Hustler Joe did not answer until the last note quivered into silence. Then he drew a long breath and turned around.
“Barrington’s daughter? What is she doing here?”
“Singin’—didn’t ye hear her?”
“But why? How happens it?” Joe demanded.
“Rotalick said she heard how that the choir couldn’t sing and that the Slavs and Poles were makin’ a terrible touse ’cause there wa’n’t no music. So she jest stepped up as pleasant as ye please an’ said she’d sing for ’em. She’s a daisy, an’ as purty as a picture. Have ye seen her?”
“Yes,” replied Hustler Joe shortly, moving away.
Ethel Barrington’s singing won her many sincere, if humble, admirers that day, but perhaps no one inside the building listened quite so hungrily for every tone that fell from her lips as did a tall, sad-eyed man who stood outside—just beneath an open window.
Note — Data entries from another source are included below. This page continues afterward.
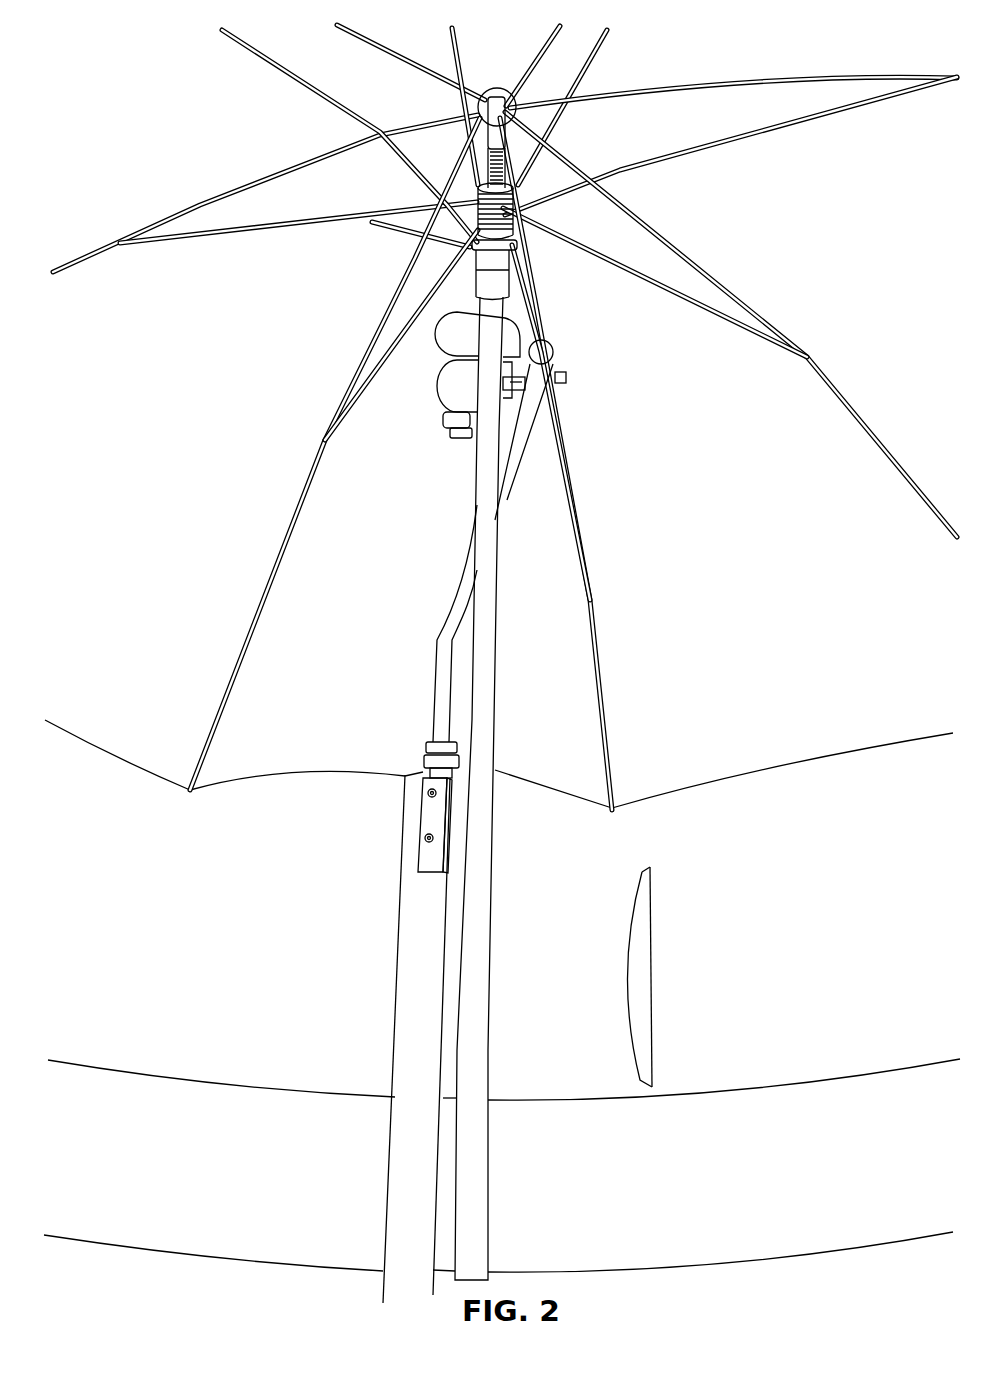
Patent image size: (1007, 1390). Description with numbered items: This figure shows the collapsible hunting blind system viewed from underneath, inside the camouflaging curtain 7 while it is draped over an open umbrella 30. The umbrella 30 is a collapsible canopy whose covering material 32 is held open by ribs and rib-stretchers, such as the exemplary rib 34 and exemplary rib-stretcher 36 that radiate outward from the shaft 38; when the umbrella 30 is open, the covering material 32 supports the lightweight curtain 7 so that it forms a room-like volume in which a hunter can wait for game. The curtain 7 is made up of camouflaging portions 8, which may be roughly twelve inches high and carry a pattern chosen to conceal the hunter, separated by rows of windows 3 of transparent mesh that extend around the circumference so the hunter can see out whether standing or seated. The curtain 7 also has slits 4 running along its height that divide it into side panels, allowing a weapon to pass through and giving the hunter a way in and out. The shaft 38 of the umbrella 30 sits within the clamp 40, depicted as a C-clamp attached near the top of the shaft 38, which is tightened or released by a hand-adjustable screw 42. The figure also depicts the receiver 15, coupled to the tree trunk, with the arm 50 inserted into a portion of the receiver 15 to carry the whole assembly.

The windows 3 is at (545, 1193).
The slits 4 is at (640, 1013).
The camouflaging curtain 7 is at (812, 930).
The camouflaging portions 8 is at (251, 997).
The receiver 15 is at (419, 824).
The umbrella 30 is at (676, 782).
The covering material 32 is at (697, 648).
The rib 34 is at (304, 481).
The rib-stretcher 36 is at (302, 236).
The shaft 38 is at (488, 880).
The clamp 40 is at (433, 390).
The hand-adjustable screw 42 is at (452, 440).
The arm 50 is at (440, 653).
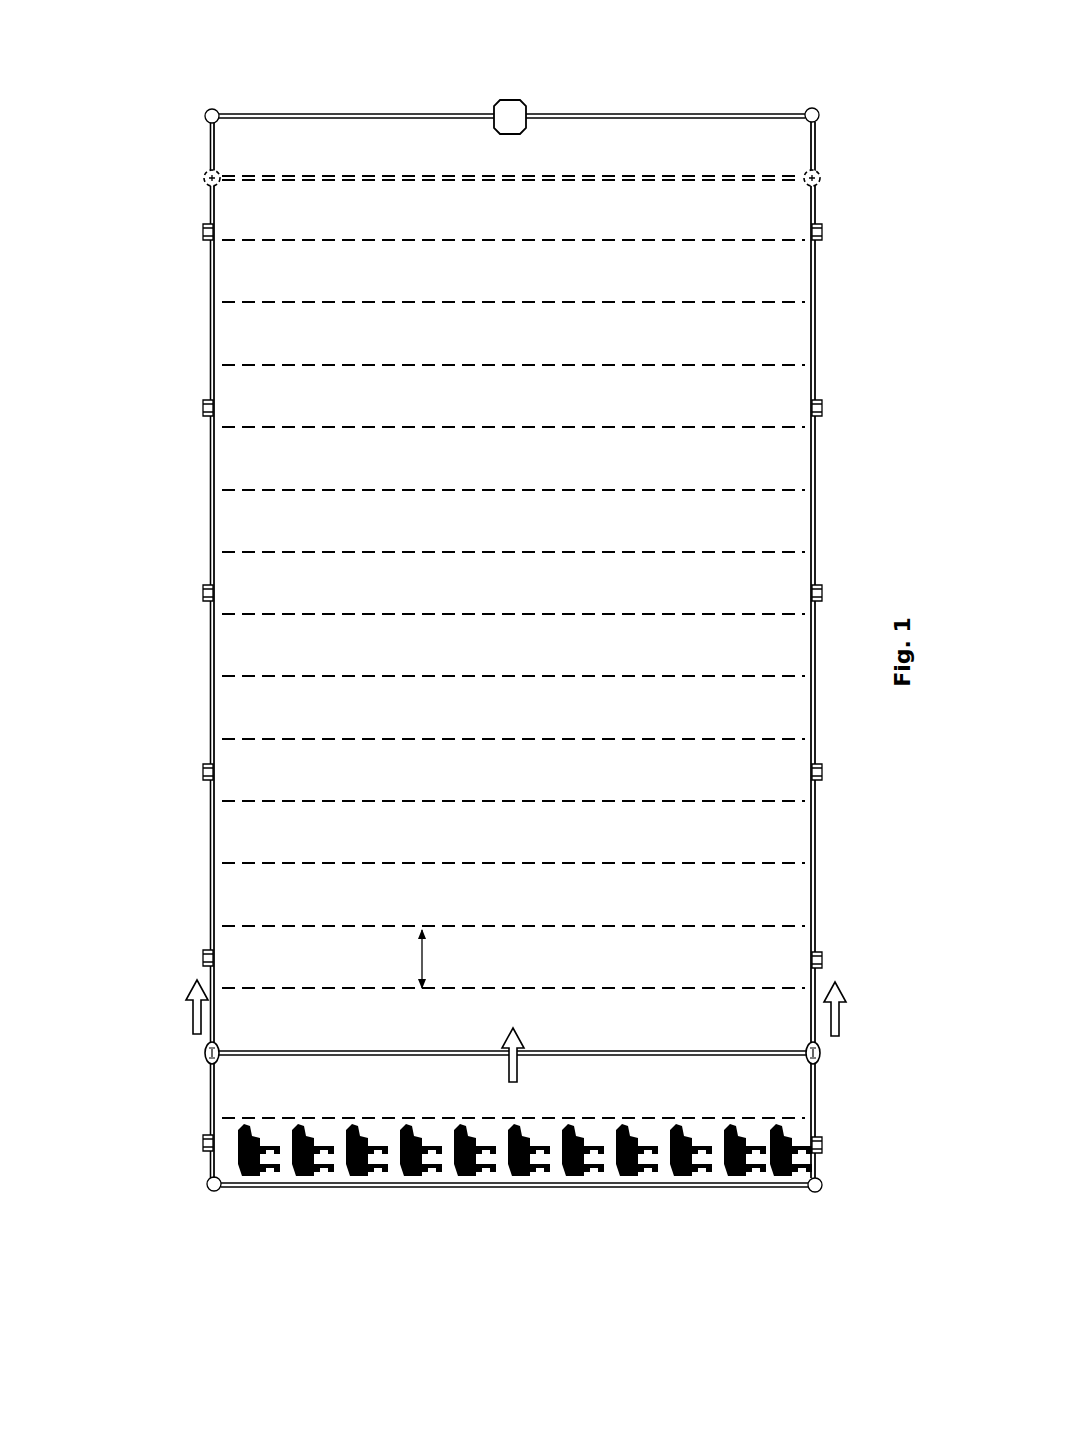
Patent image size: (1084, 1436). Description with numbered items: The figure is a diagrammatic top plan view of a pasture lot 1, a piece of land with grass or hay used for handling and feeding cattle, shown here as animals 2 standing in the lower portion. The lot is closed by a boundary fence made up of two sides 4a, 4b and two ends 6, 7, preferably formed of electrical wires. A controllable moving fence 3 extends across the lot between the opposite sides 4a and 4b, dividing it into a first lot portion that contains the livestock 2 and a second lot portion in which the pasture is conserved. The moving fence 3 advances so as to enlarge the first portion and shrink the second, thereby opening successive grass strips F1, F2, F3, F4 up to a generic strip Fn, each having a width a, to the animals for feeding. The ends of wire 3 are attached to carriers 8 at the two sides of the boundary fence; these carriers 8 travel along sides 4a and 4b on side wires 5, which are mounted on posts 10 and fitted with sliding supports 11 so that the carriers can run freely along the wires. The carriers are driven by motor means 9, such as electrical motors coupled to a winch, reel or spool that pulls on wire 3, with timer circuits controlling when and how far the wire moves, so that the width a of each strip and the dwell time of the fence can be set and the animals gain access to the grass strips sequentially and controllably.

The lot 1 is at (186, 681).
The animals 2 is at (528, 1165).
The moving fence 3 is at (282, 1064).
The side of boundary fence 4a is at (203, 323).
The side of boundary fence 4b is at (822, 326).
The side wires 5 is at (208, 512).
The end of boundary fence 6 is at (463, 1188).
The end of boundary fence 7 is at (336, 112).
The carriers 8 is at (205, 1053).
The motor means 9 is at (495, 106).
The posts 10 is at (204, 232).
The sliding supports 11 is at (218, 414).
The width of strip a is at (409, 959).
The strip F1 is at (787, 1094).
The strip F2 is at (790, 1010).
The strip F3 is at (787, 968).
The strip F4 is at (787, 903).
The strip Fn is at (770, 205).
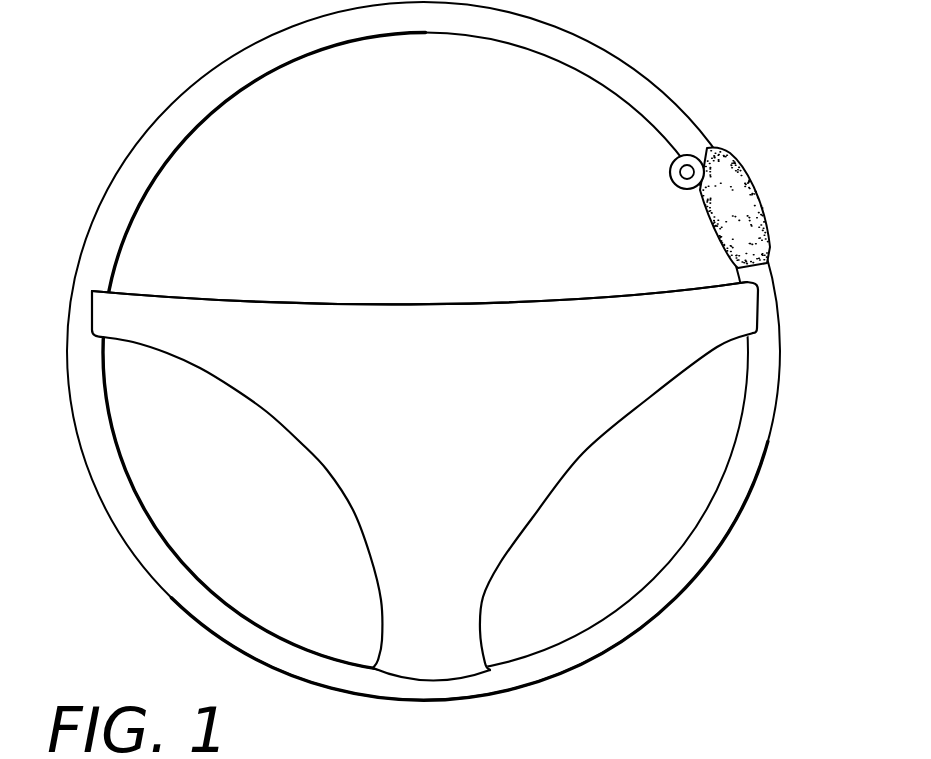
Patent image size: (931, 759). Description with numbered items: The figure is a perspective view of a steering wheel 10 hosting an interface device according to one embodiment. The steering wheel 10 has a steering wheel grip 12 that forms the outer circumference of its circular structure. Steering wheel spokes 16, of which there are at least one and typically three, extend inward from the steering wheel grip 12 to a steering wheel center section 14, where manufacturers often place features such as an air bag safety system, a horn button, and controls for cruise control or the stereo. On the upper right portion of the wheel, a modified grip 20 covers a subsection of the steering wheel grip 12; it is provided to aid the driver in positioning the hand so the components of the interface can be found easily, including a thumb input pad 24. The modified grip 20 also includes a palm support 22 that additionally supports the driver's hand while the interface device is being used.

The steering wheel 10 is at (465, 351).
The steering wheel grip 12 is at (672, 588).
The steering wheel center section 14 is at (420, 418).
The steering wheel spoke 16 is at (160, 312).
The modified grip 20 is at (737, 211).
The palm support 22 is at (760, 195).
The thumb input pad 24 is at (680, 173).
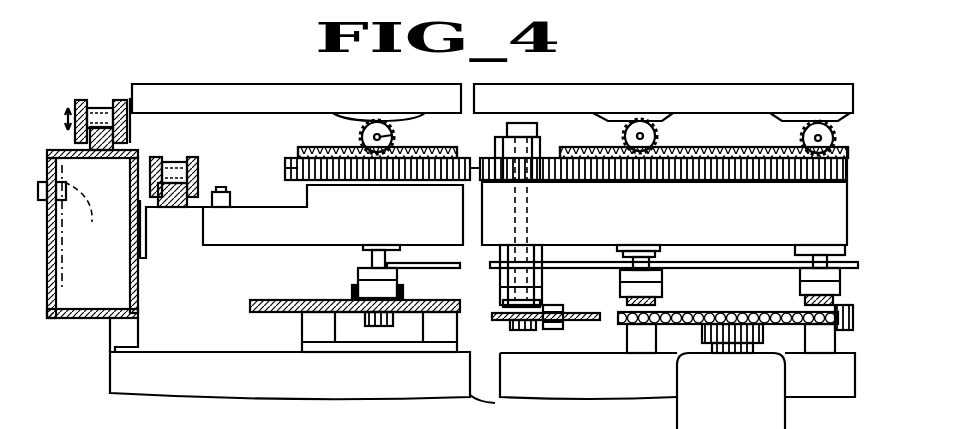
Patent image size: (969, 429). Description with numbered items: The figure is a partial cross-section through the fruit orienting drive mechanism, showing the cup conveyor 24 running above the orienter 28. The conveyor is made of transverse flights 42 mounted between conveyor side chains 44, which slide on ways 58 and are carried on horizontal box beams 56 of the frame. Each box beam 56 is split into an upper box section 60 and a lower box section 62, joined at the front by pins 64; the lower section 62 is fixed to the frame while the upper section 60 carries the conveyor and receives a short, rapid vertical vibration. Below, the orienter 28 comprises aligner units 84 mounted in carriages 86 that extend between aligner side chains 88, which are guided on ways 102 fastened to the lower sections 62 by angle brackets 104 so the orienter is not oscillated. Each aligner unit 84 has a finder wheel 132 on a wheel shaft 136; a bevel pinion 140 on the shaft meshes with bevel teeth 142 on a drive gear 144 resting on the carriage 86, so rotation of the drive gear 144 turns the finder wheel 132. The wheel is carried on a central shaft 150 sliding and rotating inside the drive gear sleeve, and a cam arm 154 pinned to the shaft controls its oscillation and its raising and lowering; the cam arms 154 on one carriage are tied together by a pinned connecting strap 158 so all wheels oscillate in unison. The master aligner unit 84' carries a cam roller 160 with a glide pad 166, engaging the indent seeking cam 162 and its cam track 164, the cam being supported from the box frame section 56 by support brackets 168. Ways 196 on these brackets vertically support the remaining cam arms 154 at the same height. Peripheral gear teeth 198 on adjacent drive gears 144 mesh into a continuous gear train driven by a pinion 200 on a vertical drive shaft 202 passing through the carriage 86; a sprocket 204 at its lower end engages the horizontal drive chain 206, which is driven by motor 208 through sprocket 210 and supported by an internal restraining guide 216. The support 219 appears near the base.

The cup conveyor 24 is at (742, 66).
The orienter 28 is at (237, 284).
The transverse flight 42 is at (485, 90).
The conveyor side chain 44 is at (100, 112).
The box beam 56 is at (76, 319).
The way 58 is at (88, 151).
The upper box section 60 is at (134, 162).
The lower box section 62 is at (138, 306).
The pin 64 is at (80, 227).
The aligner unit 84 is at (704, 123).
The master aligner unit 84' is at (339, 138).
The carriage 86 is at (630, 224).
The aligner side chain 88 is at (180, 170).
The way 102 is at (145, 207).
The angle bracket 104 is at (147, 250).
The finder wheel 132 is at (358, 131).
The wheel shaft 136 is at (397, 132).
The bevel pinion 140 is at (348, 170).
The bevel teeth 142 is at (400, 160).
The drive gear 144 is at (462, 182).
The central shaft 150 is at (372, 256).
The cam arm 154 is at (365, 272).
The connecting strap 158 is at (431, 270).
The cam roller 160 is at (365, 318).
The indent seeking cam 162 is at (252, 305).
The cam track 164 is at (382, 327).
The glide pad 166 is at (352, 292).
The support bracket 168 is at (560, 393).
The way 196 is at (628, 301).
The peripheral gear teeth 198 is at (302, 178).
The pinion 200 is at (537, 182).
The vertical drive shaft 202 is at (531, 213).
The sprocket 204 is at (500, 316).
The horizontal drive chain 206 is at (552, 331).
The motor 208 is at (745, 405).
The sprocket 210 is at (808, 328).
The internal restraining guide 216 is at (570, 326).
The support 219 is at (441, 412).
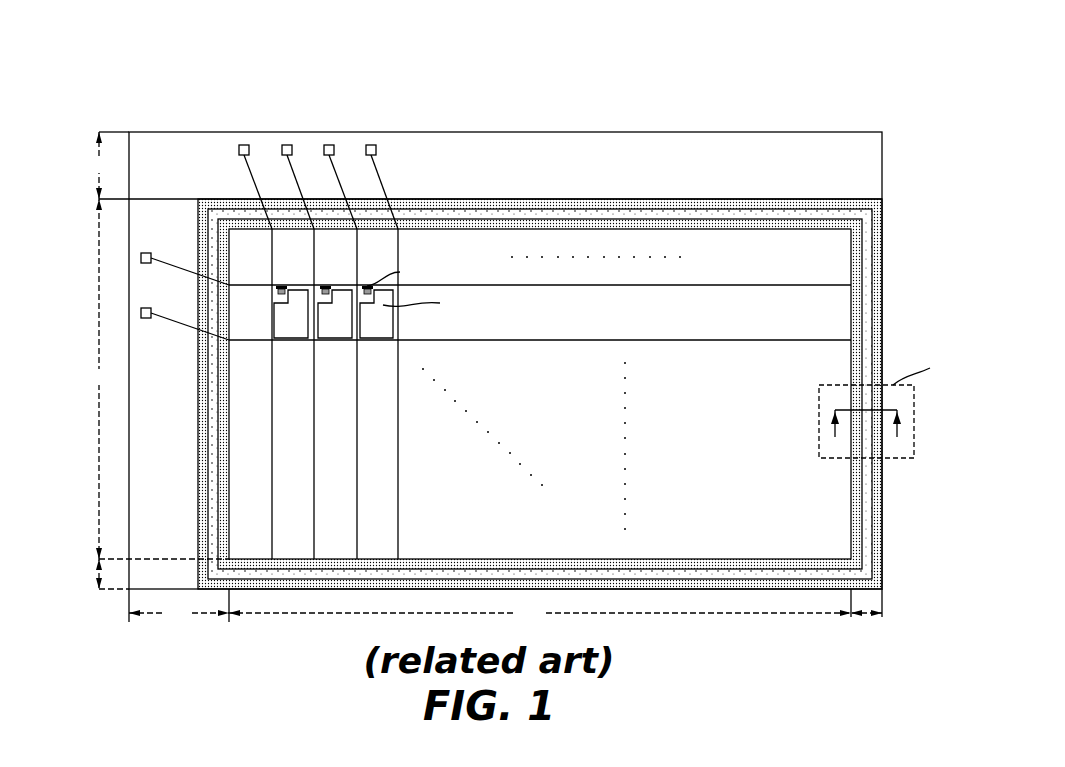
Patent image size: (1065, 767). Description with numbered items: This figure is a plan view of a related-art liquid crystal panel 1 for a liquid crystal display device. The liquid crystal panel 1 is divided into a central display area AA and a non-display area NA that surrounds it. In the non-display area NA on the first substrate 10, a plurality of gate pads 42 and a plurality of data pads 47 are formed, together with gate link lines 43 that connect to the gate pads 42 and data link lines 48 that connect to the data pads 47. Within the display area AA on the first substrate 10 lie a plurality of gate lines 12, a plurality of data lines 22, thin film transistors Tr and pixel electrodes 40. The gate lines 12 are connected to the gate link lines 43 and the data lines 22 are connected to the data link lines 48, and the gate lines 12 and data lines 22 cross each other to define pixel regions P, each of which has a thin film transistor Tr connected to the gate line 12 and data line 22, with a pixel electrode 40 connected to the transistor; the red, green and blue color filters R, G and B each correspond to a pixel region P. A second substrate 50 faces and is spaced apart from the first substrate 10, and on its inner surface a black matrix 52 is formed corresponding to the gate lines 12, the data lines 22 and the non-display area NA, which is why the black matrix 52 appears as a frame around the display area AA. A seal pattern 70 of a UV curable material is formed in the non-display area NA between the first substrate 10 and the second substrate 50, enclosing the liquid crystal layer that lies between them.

The liquid crystal panel 1 is at (492, 337).
The first substrate 10 is at (690, 131).
The gate line 12 is at (757, 341).
The data line 22 is at (399, 420).
The pixel electrode 40 is at (405, 326).
The gate pad 42 is at (141, 258).
The gate link line 43 is at (177, 322).
The data pad 47 is at (329, 144).
The data link line 48 is at (374, 165).
The second substrate 50 is at (575, 336).
The black matrix 52 is at (552, 200).
The seal pattern 70 is at (468, 210).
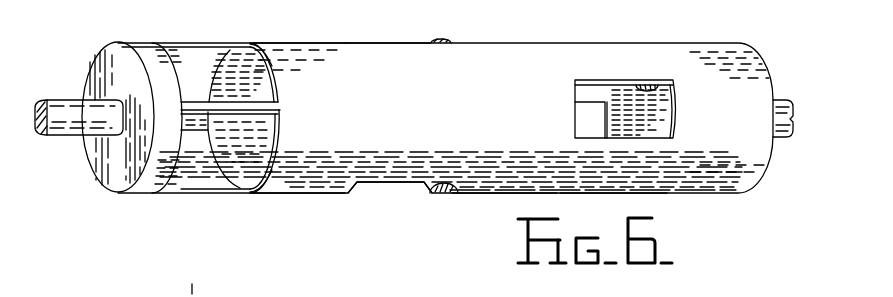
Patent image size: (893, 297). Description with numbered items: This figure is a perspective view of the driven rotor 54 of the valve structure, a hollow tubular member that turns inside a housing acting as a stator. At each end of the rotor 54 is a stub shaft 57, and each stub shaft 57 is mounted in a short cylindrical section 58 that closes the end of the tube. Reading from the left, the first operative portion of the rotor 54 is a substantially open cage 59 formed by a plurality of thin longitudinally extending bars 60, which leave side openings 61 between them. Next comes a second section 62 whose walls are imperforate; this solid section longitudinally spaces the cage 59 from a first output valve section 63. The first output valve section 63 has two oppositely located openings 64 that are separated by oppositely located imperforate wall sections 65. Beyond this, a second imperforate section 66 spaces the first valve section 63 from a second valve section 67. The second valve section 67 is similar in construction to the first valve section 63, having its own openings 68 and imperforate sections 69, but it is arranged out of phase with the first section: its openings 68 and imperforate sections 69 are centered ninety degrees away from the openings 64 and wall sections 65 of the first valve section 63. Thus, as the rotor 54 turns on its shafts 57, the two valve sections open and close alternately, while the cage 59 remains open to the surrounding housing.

When the last sombre procession had moved away from the doors, and Miss Barrington herself, white and faint with weariness, stepped into her carriage, Hustler Joe left his position under the window and walked slowly toward his home.
“Yes, I’ll go back,” he muttered. “There’s nothing but hell upon earth to be gained by running away in this cowardly fashion. I’ll give myself up and take the consequences—which will be hell somewhere else, I suppose,” he added grimly. “Good God—it can’t be worse than this!”
He pushed open his cabin door and looked about him with troubled eyes. For the first time he was conscious of a fondness for the place.